= Donor number =

Measure of Lewis basicity

In chemistry a donor number (DN) is a quantitative measure of Lewis basicity. A donor number is defined as the negative enthalpy value for the 1:1 adduct formation between a Lewis base and the standard Lewis acid SbCl_{5} (antimony pentachloride), in dilute solution in the noncoordinating solvent 1,2-dichloroethane with a zero DN. The units are kilocalories per mole for historical reasons. The donor number is a measure of the ability of a solvent to solvate cations and Lewis acids. The method was developed by V. Gutmann in 1976. Likewise Lewis acids are characterized by acceptor numbers (AN, see Gutmann–Beckett method).

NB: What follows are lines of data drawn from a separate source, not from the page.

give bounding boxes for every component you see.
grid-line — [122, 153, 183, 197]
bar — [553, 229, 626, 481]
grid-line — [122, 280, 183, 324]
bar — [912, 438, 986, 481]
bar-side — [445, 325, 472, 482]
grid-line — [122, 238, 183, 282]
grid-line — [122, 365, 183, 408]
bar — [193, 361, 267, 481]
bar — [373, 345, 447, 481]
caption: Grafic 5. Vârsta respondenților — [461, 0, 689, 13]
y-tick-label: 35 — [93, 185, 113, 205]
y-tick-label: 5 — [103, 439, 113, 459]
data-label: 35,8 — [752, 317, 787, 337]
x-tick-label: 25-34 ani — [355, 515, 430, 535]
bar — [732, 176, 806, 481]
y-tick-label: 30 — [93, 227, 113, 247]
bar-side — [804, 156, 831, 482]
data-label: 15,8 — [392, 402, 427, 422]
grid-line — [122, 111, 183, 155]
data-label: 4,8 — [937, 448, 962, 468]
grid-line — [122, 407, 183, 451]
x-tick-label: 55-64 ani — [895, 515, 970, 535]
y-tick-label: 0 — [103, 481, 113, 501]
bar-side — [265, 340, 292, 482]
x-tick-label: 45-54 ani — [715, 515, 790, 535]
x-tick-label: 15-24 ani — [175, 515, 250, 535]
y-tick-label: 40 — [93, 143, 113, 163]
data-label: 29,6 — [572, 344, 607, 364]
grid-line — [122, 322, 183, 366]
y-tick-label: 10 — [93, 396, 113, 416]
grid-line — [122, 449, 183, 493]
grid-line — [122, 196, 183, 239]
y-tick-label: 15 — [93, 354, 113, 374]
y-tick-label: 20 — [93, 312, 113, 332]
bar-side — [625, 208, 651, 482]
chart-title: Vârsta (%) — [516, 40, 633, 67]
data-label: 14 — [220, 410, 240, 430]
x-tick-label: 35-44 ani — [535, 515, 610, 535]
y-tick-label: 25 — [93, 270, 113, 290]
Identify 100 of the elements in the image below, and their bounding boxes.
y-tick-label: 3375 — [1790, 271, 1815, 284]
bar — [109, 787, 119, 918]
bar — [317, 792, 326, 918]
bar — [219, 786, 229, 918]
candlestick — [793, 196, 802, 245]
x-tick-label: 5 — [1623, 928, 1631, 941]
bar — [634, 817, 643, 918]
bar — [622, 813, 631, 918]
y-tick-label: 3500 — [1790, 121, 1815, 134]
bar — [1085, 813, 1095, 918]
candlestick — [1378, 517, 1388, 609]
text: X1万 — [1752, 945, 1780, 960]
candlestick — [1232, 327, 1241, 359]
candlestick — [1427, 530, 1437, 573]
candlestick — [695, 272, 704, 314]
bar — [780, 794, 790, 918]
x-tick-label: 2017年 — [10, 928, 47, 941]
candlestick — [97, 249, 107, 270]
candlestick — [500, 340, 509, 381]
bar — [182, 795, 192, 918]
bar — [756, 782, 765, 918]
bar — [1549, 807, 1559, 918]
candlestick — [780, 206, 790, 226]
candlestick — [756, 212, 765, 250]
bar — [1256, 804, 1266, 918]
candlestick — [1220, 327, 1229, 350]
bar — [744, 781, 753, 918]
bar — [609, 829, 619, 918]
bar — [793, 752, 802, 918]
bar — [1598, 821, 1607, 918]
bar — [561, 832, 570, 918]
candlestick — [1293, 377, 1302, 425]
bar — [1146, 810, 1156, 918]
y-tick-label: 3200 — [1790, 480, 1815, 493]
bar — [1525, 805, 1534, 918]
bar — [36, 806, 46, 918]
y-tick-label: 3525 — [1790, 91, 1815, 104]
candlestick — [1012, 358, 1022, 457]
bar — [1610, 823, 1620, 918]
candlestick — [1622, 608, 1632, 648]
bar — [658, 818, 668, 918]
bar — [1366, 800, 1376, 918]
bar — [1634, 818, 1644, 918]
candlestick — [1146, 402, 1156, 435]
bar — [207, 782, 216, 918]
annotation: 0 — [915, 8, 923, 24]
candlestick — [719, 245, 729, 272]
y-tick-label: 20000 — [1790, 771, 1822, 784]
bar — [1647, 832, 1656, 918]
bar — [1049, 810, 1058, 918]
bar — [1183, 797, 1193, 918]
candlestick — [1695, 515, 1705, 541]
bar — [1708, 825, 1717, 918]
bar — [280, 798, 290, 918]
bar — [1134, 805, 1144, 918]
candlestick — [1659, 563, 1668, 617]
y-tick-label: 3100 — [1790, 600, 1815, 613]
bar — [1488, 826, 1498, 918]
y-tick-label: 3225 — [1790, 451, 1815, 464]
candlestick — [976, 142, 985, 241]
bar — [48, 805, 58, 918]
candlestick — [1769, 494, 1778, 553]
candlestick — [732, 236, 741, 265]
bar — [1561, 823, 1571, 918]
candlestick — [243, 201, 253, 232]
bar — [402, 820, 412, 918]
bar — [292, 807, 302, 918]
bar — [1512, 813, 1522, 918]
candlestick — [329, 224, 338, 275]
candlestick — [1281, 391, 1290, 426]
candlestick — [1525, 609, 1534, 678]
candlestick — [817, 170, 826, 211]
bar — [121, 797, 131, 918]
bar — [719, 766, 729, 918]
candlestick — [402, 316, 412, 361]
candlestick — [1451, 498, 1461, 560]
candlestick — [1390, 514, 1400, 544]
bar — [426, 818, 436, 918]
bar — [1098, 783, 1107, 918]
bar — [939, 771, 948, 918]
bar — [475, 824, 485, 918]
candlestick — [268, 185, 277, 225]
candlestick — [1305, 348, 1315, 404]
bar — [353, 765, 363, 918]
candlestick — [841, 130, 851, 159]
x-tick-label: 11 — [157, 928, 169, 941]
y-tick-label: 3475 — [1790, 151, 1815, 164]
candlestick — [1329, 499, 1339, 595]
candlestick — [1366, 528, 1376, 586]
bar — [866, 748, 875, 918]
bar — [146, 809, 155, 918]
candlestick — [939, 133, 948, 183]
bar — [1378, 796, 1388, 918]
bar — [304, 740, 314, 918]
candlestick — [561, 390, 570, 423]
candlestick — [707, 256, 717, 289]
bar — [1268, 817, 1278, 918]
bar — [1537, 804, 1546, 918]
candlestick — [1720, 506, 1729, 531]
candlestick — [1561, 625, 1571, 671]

Typical solvent values are:
- acetonitrile 14.1 kcal/mol (59.0 kJ/mol)
- acetone 17 kcal/mol (71 kJ/mol)
- methanol 19 kcal/mol (79 kJ/mol)
- tetrahydrofuran 20 kcal/mol (84 kJ/mol)
- dimethylformamide (DMF) 26.6 kcal/mol (111 kJ/mol)
- dimethyl sulfoxide (DMSO) 29.8 kcal/mol (125 kJ/mol)
- ethanol 31.5 kcal/mol (132 kJ/mol)
- pyridine 33.1 kcal/mol (138 kJ/mol)
- triethylamine 61 kcal/mol (255 kJ/mol)

The donor number of a solvent can be measured via calorimetry, although it is frequently measured with nuclear magnetic resonance (NMR) spectroscopy using assumptions on complexation. A critical review of the donor number concept has pointed out the serious limitations of this affinity scale. Furthermore, it has been shown that to define the order of Lewis base strength (or Lewis acid strength) at least two properties must be considered. For Pearson qualitative HSAB theory, the two properties are hardness and strength, while for Drago's quantitative ECW model, the two properties are electrostatic and covalent.